今日の日経注目記事は、日本経済新聞のマーケット総合2面にある「株、信用売り残膨らむ 4年3カ月ぶり水準に メガ銀・ソニーの上値抑制」です。





 株式市場で信用取引の売り注文が積み上がっている。東京証券取引所が28日発表した24日申し込み時点の信用売り残高は、約4年3カ月ぶりの大きさだった。メガバンクやソニーなど4月に相場上昇をけん引していた銘柄で売り残が増え、上値を抑えている。ただ、信用売り残は決済する際に買い戻されるため、株式の需給面では先行きの株価を支える要因になる可能性もある。

 24日時点の信用取引の売り残高(東京・名古屋2市場、制度信用と一般信用の合計)は8556億円と前の週から561億円増えた。ギリシャ危機による世界同時株安から相場が戻り歩調にあった2011年1月14日時点以来の大きさだ。信用売り残の増加は、目先の調整局面入りを織り込む投資家が増えてきたことを意味する。

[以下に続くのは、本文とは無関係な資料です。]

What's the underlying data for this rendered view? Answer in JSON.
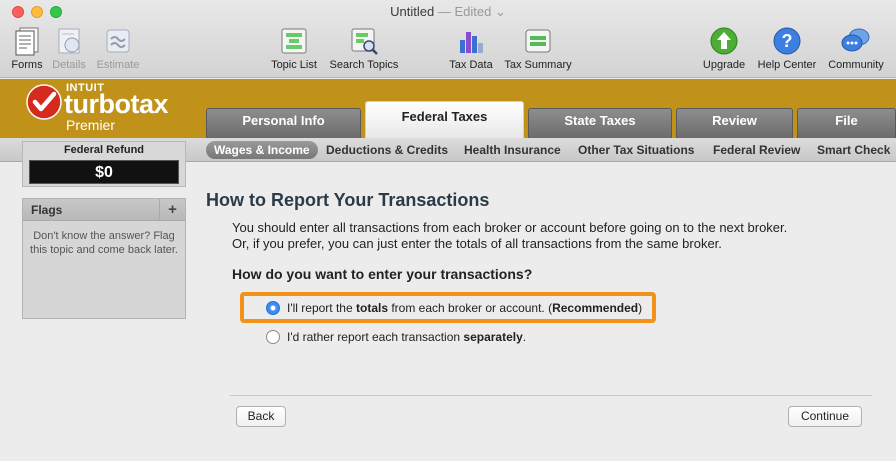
{
  "window": {
    "title": "Untitled",
    "edited": "— Edited ⌄"
  },
  "toolbar": {
    "left": [
      {
        "label": "Forms",
        "icon": "forms-icon",
        "enabled": true
      },
      {
        "label": "Details",
        "icon": "details-icon",
        "enabled": false
      },
      {
        "label": "Estimate",
        "icon": "estimate-icon",
        "enabled": false
      }
    ],
    "center": [
      {
        "label": "Topic List",
        "icon": "topic-list-icon"
      },
      {
        "label": "Search Topics",
        "icon": "search-topics-icon"
      },
      {
        "label": "Tax Data",
        "icon": "tax-data-icon"
      },
      {
        "label": "Tax Summary",
        "icon": "tax-summary-icon"
      }
    ],
    "right": [
      {
        "label": "Upgrade",
        "icon": "upgrade-icon"
      },
      {
        "label": "Help Center",
        "icon": "help-center-icon"
      },
      {
        "label": "Community",
        "icon": "community-icon"
      }
    ]
  },
  "brand": {
    "intuit": "INTUIT",
    "name": "turbotax",
    "edition": "Premier",
    "color": "#c0921a"
  },
  "main_tabs": [
    {
      "label": "Personal Info",
      "active": false
    },
    {
      "label": "Federal Taxes",
      "active": true
    },
    {
      "label": "State Taxes",
      "active": false
    },
    {
      "label": "Review",
      "active": false
    },
    {
      "label": "File",
      "active": false
    }
  ],
  "sub_tabs": [
    {
      "label": "Wages & Income",
      "active": true
    },
    {
      "label": "Deductions & Credits",
      "active": false
    },
    {
      "label": "Health Insurance",
      "active": false
    },
    {
      "label": "Other Tax Situations",
      "active": false
    },
    {
      "label": "Federal Review",
      "active": false
    },
    {
      "label": "Smart Check",
      "active": false
    }
  ],
  "sidebar": {
    "refund_label": "Federal Refund",
    "refund_value": "$0",
    "flags_title": "Flags",
    "flags_add": "+",
    "flags_message": "Don't know the answer? Flag this topic and come back later."
  },
  "main": {
    "title": "How to Report Your Transactions",
    "intro_line1": "You should enter all transactions from each broker or account before going on to the next broker.",
    "intro_line2": "Or, if you prefer, you can just enter the totals of all transactions from the same broker.",
    "question": "How do you want to enter your transactions?",
    "option1": {
      "pre": "I'll report the ",
      "bold": "totals",
      "mid": " from each broker or account. (",
      "bold2": "Recommended",
      "post": ")",
      "selected": true
    },
    "option2": {
      "pre": "I'd rather report each transaction ",
      "bold": "separately",
      "post": ".",
      "selected": false
    },
    "highlight_color": "#f29218",
    "back_label": "Back",
    "continue_label": "Continue"
  }
}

 個別銘柄を信用売り残高(金額ベース、24日時点)でランキングすると、ソニーが202億円と東証1部で2位に入った。メガバンクも売り残高が多く、三菱UFJフィナンシャル・グループは166億円と前月末の2倍に膨らんだ。ソフトバンクも増加が目立った。

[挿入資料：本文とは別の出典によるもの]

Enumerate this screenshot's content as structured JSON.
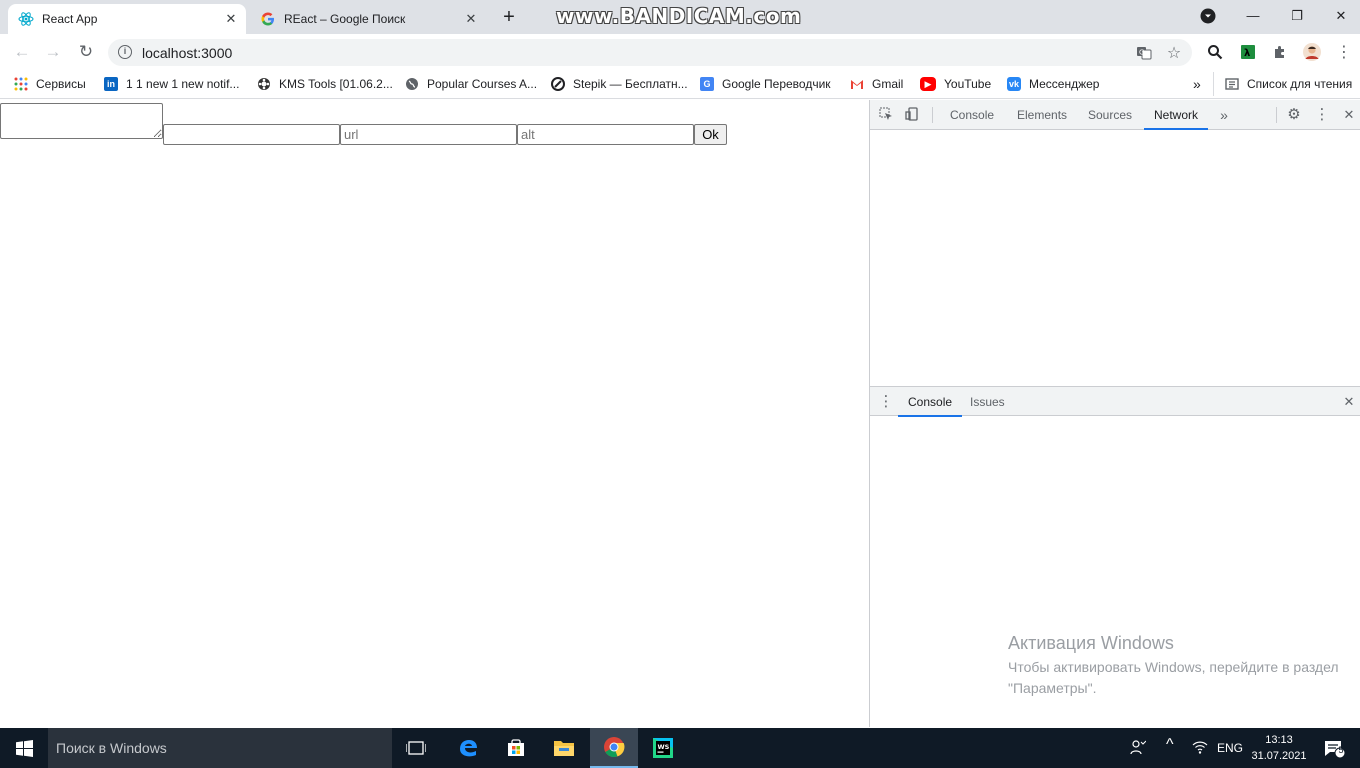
{
  "tabs": [
    {
      "title": "React App",
      "favicon": "react-icon"
    },
    {
      "title": "REact – Google Поиск",
      "favicon": "google-icon"
    }
  ],
  "watermark": "www.BANDICAM.com",
  "address": {
    "url": "localhost:3000"
  },
  "bookmarks": [
    {
      "label": "Сервисы",
      "icon": "apps-grid-icon"
    },
    {
      "label": "1 1 new 1 new notif...",
      "icon": "linkedin-icon"
    },
    {
      "label": "KMS Tools [01.06.2...",
      "icon": "kms-icon"
    },
    {
      "label": "Popular Courses A...",
      "icon": "globe-icon"
    },
    {
      "label": "Stepik — Бесплатн...",
      "icon": "stepik-icon"
    },
    {
      "label": "Google Переводчик",
      "icon": "translate-icon"
    },
    {
      "label": "Gmail",
      "icon": "gmail-icon"
    },
    {
      "label": "YouTube",
      "icon": "youtube-icon"
    },
    {
      "label": "Мессенджер",
      "icon": "vk-icon"
    }
  ],
  "bookmarks_overflow": "»",
  "reading_list": "Список для чтения",
  "page": {
    "textarea_value": "",
    "input1_value": "",
    "input1_placeholder": "",
    "url_placeholder": "url",
    "alt_placeholder": "alt",
    "ok_label": "Ok"
  },
  "devtools": {
    "tabs": [
      "Console",
      "Elements",
      "Sources",
      "Network"
    ],
    "active_tab": "Network",
    "more": "»",
    "drawer_tabs": [
      "Console",
      "Issues"
    ],
    "drawer_active": "Console"
  },
  "activation": {
    "title": "Активация Windows",
    "text": "Чтобы активировать Windows, перейдите в раздел \"Параметры\"."
  },
  "taskbar": {
    "search_placeholder": "Поиск в Windows",
    "lang": "ENG",
    "time": "13:13",
    "date": "31.07.2021",
    "notification_count": "5"
  },
  "colors": {
    "tab_strip": "#dee1e6",
    "accent": "#1a73e8",
    "taskbar": "#0f1a26"
  }
}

 こうした銘柄は4月に株価が急ピッチで上昇してきた。ソニーは構造改革の効果や画像センサーの増産などを好感し、株価は4月に入り2割近く値上がりした。メガバンク株も日銀の追加金融緩和の期待を支えに1割前後上昇した。

 日経平均株価が2万円台を回復し、相場全体には達成感が出ている。上昇が目立った銘柄ほど下げに転じやすいとの見方が強まり、信用売りの拡大につながった。

 5月相場への警戒感もある。株式市場の経験則として、5月は株価が調整しやすい時期とされる。「その前に高値圏にある銘柄を売りたい個人が多く、営業マンも信用売りを勧めている」(国内証券の支店営業担当者)という。3月期企業の決算発表が本格化し、今期予想が慎重だとして売られるケースも多い。

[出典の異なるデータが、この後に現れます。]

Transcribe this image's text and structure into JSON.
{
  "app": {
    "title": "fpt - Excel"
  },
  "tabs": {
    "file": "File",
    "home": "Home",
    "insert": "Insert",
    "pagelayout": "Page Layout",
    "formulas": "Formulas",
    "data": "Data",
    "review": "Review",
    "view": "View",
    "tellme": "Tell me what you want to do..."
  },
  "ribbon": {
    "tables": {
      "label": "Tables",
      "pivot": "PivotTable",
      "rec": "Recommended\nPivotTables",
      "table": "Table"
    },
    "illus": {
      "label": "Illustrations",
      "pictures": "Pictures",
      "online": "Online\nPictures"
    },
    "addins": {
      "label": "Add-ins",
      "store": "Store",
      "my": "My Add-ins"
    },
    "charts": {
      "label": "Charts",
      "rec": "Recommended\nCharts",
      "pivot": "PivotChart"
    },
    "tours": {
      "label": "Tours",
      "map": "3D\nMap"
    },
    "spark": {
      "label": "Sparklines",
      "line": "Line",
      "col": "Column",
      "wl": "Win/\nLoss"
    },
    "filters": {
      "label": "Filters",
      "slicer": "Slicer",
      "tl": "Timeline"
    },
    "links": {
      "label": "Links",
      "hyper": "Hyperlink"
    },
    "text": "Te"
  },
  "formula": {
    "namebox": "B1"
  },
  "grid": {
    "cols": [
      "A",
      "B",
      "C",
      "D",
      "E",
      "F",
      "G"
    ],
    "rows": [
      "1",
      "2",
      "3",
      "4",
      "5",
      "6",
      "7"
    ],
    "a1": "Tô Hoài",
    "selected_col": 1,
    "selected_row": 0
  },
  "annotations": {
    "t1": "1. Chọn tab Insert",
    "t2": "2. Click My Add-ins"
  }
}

 ただ信用売り残を決済するには、投資家は売り建てた株式を買い戻す必要がある。このため株式需給面では先行きの強材料になる面もある。

 相場が上値を試す展開になれば「損失拡大を抑えたい売り方の買い戻しが相場を押し上げる」(松井証券の窪田朋一郎氏)との期待も大きい。相場が下落に転じた場合も、信用売りの利益を確定する買い戻しが相場を支える可能性もある。